By Daniel Langhorne, Special to the Independent
The Laguna Beach City Council on Tuesday will consider adding a second school resource officer following intense lobbying from parents concerned about school safety.
If approved by the Council and Board of Education, the city of Laguna Beach and the Laguna Beach Unified School District would equally split the $378,000 annual compensation for Cpl. Cornelius Ashton, Laguna Beach’s current school resource officer, and a second unidentified officer. This would be a steep increase from the district’s current contribution of $25,000 per year.
“If the recommendation to expand the current SRO program to two officers is approved, the City and the School District would have the lowest ratio of students per [school resource officer] of all cities surveyed, and likely all of the cities in the County,” according to a staff report.
If the agreement is approved, Laguna Beach would have one school resource officer per 1,522 students.
In comparison, Irvine has 12 school resource officers, one per 2,917 students; Newport Beach has three school resource officers, one per 7,150 students; and Huntington Beach has two school resource officers, one per 25,000 students.
In addition to half the cost of the two officers’ compensation, the city would also purchase a $70,000 patrol car for the new school resource officer. The district would be expected to contribute about a quarter of the vehicle’s cost.
City Manager John Pietig told the Independent earlier this month that the city did not have the financial resources to contribute to a second school resource officer. However, a cost-sharing deal was apparently hammered out after meeting between Pietig and Superintendent Jason Viloria on Oct. 18.
This meeting was held after three unspent .22 caliber bullets were found at Thurston Middle School’s campus on Monday and Wednesday last week.

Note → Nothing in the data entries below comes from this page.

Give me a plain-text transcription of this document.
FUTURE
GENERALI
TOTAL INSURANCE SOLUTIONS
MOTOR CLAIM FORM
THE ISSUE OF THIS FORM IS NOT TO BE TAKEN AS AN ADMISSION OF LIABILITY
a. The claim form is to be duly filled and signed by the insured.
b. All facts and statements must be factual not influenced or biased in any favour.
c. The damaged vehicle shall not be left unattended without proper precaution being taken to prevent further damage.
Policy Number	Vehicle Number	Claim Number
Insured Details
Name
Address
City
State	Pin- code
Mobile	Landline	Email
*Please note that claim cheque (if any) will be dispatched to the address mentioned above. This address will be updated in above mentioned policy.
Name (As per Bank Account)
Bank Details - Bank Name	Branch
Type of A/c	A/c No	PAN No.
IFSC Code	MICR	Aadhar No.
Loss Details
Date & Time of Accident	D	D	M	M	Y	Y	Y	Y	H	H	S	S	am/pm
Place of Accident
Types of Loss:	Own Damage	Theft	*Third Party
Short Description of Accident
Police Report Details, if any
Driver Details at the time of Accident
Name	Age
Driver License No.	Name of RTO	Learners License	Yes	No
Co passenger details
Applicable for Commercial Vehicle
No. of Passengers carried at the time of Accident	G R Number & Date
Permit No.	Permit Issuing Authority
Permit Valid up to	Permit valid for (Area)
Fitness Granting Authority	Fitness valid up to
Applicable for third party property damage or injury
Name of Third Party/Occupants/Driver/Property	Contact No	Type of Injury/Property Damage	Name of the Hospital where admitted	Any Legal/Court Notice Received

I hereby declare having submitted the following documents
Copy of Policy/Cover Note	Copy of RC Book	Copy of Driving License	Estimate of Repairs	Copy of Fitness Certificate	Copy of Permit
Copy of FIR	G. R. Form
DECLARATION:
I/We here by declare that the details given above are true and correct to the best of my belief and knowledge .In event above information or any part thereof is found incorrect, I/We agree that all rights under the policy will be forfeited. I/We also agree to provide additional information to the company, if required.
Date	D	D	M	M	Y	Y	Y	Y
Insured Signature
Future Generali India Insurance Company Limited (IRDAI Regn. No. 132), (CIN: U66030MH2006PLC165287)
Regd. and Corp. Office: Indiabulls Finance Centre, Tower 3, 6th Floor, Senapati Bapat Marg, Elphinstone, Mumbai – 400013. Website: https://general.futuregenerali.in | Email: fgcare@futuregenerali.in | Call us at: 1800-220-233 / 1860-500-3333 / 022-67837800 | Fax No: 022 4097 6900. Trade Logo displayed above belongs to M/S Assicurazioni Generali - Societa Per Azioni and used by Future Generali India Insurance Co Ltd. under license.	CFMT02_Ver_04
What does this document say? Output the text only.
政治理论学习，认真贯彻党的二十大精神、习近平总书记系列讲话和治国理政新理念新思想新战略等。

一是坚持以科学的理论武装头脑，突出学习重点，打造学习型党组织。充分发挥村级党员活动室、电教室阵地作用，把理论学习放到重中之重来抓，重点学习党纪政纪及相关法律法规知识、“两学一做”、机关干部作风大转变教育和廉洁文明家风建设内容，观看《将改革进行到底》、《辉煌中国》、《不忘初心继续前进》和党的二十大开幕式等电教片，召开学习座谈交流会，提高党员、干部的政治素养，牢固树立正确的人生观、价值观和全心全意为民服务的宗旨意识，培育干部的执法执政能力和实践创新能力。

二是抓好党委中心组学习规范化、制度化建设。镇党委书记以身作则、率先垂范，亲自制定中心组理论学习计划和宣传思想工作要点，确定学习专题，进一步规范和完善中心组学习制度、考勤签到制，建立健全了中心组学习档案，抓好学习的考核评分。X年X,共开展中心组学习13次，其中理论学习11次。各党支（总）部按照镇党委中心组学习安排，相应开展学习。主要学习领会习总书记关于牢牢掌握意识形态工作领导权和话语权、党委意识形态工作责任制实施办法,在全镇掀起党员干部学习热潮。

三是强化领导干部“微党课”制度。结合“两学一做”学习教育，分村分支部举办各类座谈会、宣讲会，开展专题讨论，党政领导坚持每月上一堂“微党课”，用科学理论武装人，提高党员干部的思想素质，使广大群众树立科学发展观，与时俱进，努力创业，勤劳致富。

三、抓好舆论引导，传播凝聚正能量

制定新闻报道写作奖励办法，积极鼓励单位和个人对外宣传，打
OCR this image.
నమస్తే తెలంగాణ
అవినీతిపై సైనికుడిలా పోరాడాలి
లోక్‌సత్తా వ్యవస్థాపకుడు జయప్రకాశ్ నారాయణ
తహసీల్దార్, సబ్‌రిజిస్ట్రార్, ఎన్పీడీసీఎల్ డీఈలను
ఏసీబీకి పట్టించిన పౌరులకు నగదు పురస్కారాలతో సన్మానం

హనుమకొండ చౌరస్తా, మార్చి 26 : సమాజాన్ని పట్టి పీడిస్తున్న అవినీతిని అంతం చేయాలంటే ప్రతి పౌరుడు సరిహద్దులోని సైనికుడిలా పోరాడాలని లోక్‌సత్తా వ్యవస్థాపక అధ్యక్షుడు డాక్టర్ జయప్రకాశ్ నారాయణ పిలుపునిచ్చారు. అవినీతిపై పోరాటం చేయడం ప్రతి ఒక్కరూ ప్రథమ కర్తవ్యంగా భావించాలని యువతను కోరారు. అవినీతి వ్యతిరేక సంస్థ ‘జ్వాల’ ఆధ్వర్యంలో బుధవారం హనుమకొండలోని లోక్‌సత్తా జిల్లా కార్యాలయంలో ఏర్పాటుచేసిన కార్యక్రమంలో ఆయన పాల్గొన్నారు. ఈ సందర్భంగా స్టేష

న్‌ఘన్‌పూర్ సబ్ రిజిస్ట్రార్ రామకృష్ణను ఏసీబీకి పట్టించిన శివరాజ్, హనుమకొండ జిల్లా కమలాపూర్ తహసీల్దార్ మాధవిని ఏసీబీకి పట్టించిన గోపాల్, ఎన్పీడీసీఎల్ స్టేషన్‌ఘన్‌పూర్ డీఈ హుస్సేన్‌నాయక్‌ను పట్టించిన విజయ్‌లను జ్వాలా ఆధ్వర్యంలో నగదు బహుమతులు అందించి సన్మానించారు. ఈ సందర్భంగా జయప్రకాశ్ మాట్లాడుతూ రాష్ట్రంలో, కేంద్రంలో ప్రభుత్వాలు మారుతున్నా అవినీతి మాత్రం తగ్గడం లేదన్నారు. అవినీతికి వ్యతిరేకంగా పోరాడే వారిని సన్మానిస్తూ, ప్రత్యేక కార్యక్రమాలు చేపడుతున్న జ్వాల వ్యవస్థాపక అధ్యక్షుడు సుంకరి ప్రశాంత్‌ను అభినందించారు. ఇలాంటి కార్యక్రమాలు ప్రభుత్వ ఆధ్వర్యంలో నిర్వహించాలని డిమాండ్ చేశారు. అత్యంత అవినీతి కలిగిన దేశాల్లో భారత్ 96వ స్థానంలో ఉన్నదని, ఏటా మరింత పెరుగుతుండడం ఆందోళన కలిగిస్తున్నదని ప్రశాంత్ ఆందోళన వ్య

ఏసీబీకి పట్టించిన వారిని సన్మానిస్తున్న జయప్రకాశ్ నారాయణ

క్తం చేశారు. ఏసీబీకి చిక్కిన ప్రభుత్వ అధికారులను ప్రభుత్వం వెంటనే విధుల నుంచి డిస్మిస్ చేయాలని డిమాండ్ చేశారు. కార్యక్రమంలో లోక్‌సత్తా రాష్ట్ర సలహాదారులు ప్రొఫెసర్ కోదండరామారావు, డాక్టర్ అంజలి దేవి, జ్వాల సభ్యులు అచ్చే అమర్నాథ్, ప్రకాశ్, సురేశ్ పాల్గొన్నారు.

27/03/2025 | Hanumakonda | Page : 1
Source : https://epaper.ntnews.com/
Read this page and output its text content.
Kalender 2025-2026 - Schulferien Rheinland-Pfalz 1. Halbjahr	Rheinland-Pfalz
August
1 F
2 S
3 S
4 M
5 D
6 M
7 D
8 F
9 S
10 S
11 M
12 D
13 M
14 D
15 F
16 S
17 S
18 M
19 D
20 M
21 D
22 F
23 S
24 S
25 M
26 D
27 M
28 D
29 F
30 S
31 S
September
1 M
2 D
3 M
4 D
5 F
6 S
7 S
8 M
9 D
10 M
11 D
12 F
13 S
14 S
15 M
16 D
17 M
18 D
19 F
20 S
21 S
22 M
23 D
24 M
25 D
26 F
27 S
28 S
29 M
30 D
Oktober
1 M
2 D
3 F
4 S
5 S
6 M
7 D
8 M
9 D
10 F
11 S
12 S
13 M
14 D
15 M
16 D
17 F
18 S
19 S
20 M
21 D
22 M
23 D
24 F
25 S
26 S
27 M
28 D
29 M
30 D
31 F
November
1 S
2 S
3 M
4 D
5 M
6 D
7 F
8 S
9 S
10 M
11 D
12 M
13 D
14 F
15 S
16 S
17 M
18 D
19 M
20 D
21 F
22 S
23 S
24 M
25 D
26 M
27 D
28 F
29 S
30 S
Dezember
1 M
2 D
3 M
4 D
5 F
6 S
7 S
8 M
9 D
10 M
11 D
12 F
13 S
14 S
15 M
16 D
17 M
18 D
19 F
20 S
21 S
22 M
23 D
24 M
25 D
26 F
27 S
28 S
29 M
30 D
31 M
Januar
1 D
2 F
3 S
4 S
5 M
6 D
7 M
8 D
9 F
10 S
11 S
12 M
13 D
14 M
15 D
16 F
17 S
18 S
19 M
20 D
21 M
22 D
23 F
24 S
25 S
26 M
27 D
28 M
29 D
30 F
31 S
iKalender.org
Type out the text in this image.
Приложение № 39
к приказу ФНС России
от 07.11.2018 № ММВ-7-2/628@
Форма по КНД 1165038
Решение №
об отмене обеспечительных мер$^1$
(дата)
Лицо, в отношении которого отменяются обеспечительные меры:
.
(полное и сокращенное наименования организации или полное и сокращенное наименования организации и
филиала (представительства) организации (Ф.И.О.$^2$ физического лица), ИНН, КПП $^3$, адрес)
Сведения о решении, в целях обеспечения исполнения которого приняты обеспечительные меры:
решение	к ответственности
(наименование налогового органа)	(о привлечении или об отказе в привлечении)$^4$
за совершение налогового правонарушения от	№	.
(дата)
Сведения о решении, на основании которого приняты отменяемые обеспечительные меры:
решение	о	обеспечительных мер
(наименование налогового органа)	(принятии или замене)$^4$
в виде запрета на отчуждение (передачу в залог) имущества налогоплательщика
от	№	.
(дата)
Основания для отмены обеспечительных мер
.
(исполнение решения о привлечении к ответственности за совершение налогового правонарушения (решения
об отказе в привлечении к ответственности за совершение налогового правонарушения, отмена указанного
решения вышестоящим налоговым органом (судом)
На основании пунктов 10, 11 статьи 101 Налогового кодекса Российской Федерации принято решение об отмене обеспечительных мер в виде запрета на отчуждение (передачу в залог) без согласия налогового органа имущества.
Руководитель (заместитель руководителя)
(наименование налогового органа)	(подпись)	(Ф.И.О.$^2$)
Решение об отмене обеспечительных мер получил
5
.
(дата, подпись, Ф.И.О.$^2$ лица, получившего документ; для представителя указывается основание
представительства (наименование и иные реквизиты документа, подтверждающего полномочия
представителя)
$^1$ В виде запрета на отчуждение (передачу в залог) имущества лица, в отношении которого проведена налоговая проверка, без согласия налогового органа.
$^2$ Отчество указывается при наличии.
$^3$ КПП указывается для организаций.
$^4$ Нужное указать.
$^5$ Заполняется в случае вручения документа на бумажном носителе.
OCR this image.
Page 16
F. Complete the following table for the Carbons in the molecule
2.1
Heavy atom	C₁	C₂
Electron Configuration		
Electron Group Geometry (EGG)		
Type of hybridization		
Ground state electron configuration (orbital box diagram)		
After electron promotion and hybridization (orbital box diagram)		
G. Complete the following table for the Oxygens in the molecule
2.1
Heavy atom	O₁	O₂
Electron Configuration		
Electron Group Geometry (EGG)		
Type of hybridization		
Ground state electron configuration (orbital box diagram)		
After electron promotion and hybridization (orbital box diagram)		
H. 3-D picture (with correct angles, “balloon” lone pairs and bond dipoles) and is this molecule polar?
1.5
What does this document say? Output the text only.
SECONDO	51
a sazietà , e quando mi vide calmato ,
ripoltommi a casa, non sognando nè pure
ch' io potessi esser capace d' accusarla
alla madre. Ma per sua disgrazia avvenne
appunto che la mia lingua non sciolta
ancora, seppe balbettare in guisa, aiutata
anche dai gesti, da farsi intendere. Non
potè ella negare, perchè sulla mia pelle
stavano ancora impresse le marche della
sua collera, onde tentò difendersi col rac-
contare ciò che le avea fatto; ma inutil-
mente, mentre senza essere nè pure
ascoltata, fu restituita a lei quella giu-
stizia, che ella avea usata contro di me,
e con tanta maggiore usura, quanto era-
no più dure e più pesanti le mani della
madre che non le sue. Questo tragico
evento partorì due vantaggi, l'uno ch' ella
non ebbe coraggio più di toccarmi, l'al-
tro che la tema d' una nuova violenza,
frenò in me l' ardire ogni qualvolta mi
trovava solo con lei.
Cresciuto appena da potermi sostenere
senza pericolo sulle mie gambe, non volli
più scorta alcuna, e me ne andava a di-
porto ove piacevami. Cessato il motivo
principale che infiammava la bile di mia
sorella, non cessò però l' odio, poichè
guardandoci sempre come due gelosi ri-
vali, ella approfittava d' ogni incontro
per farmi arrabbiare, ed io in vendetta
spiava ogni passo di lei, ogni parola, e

Parents were rattled to learn the school district waited two days to notify parents and only after a third bullet was discovered.
School administrators claimed they didn’t notify parents of the bullets found Oct. 14 because there wasn’t an “immediate threat.”
“I think anytime something alarming is found on campus, parents should know so they can make their own decision about their kids,” said Amber Offield, a member of the El Morro Elementary Safety Committee.
On Tuesday, the City Council will also discuss parents’ idea of annexing El Morro Elementary to bring the campus squarely under the jurisdiction of Laguna Beach police.
The Orange County Local Agency Formation Commission (OC LAFCO) would need to approve the annexation and the process could take at least a year.
OC LAFCO told city staffers that it would require the city to also annex land between El Morro and the existing limit, including the Crystal Cove State Park Moro Campground, to avoid creating an “island” in the middle of an unincorporated area.
The city estimates it will cost taxpayers more than $100,000 to complete applications, GIS mapping, land surveys, stakeholder meetings, and required hearings before local, county, and state agencies.
City staffers are hopeful that reprogramming the cell tower near El Morro to send 911 calls to the Laguna Beach Police Department might cure complaints about calls for service being bounced to the Orange County Sheriff’s Department, according to the staff report. However, it’s not clear whether that can be done without disrupting calls from Newport Coast and adjacent unincorporated areas.
“While the annexation of El Morro School may be desirable, it is questionable whether it would be worth the cost,” city staff said. “If a way can be found to annex El Morro through a quicker and less costly process, it may be prudent to revisit the matter at that time.”